変態達の狂想曲

 突如現れた、無機質な少女。


 特徴的なのは小柄な体躯と、雪のように白い髪と碧眼。服装は薄い緑色のロリータファッションのようなものに身を包んでいて、肌の露出は少ない。そんな白い少女は、僅かばかり地面から宙に浮いた状態で、静かに佇んでいた。


(現れたか……)


 彼女こそが大陸表舞台最強の一角、氷の魔女。


 ジルには劣るものの過去に特級魔術に至った術師達の三倍以上の魔力量と、最高難易度の魔術である特級魔術を苦もなく扱う卓越した技量。


 更には禁術をも操る彼女を相手に、魔術戦を挑むバカはこの世界には存在しな──いや原作ステラがいたわ……。


(……それにしても)


 実際に目にすると分かるが……成る程、強い。熾天には及ばないが、大陸頂点の一角として君臨するだけの事はある。


 原作においても、ジルが「では頂上決戦といこうか? 貴様らが今の世を是とするなら、それを否定するこの私を打倒してみせよ」などと口にしていた対象の一人。

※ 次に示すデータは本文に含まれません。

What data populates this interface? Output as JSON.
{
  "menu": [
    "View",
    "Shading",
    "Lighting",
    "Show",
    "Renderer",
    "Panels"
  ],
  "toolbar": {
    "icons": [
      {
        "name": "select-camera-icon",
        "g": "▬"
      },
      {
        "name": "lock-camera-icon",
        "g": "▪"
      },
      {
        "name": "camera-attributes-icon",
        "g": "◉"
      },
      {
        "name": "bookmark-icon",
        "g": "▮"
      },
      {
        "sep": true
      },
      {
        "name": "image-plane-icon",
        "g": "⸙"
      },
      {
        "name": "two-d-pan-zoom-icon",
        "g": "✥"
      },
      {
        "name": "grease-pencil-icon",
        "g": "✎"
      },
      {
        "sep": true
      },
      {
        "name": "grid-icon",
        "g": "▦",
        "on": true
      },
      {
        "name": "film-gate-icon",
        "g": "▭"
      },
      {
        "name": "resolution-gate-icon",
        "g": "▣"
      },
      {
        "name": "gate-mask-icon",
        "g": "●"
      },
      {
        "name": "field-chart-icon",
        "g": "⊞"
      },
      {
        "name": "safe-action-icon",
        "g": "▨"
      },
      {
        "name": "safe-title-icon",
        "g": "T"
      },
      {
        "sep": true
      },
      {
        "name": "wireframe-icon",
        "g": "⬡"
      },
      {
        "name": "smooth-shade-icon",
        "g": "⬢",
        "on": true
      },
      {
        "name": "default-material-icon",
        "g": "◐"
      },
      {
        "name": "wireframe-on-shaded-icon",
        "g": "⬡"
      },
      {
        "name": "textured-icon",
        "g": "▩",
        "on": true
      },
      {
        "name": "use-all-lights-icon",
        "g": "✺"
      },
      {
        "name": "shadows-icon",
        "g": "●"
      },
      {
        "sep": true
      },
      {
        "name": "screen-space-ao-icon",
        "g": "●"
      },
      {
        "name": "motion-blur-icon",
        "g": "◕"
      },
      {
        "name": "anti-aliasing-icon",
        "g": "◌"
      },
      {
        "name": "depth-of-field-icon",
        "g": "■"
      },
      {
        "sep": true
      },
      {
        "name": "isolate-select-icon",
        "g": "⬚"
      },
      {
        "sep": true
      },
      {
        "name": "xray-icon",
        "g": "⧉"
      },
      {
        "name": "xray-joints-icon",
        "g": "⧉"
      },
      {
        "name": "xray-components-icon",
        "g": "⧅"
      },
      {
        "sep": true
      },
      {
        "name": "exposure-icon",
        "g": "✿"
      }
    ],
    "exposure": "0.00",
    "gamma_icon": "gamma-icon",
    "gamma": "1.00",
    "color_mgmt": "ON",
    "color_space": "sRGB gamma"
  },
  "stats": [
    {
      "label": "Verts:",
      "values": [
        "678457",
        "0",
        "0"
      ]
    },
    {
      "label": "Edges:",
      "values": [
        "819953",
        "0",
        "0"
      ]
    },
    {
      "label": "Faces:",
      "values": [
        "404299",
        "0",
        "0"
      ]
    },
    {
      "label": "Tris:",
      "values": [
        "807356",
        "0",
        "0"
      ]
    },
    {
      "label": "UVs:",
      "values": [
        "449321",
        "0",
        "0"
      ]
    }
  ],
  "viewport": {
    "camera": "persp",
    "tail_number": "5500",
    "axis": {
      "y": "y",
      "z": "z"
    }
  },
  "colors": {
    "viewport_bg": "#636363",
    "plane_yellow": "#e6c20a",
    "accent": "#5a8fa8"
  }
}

 傲岸不遜を地で行くジルがそう口にするだけの戦力的価値が、氷の魔女にはあるということだ。


 それに何より、『氷の魔女』には覚醒すればインフレに追随出来るという恐ろしい事実が存在する。万が一ここで覚醒なんてされたらたまったもんじゃない。気を引き締めなければ。


「……氷の魔女か」

「そんな風に呼ばれてもいる」


 ──と。

 そんな事を考えている間に、キーランも自身の隣にいる存在の正体に至ったらしい。眼を細めたまま、彼は『氷の魔女』に対して言葉を続ける。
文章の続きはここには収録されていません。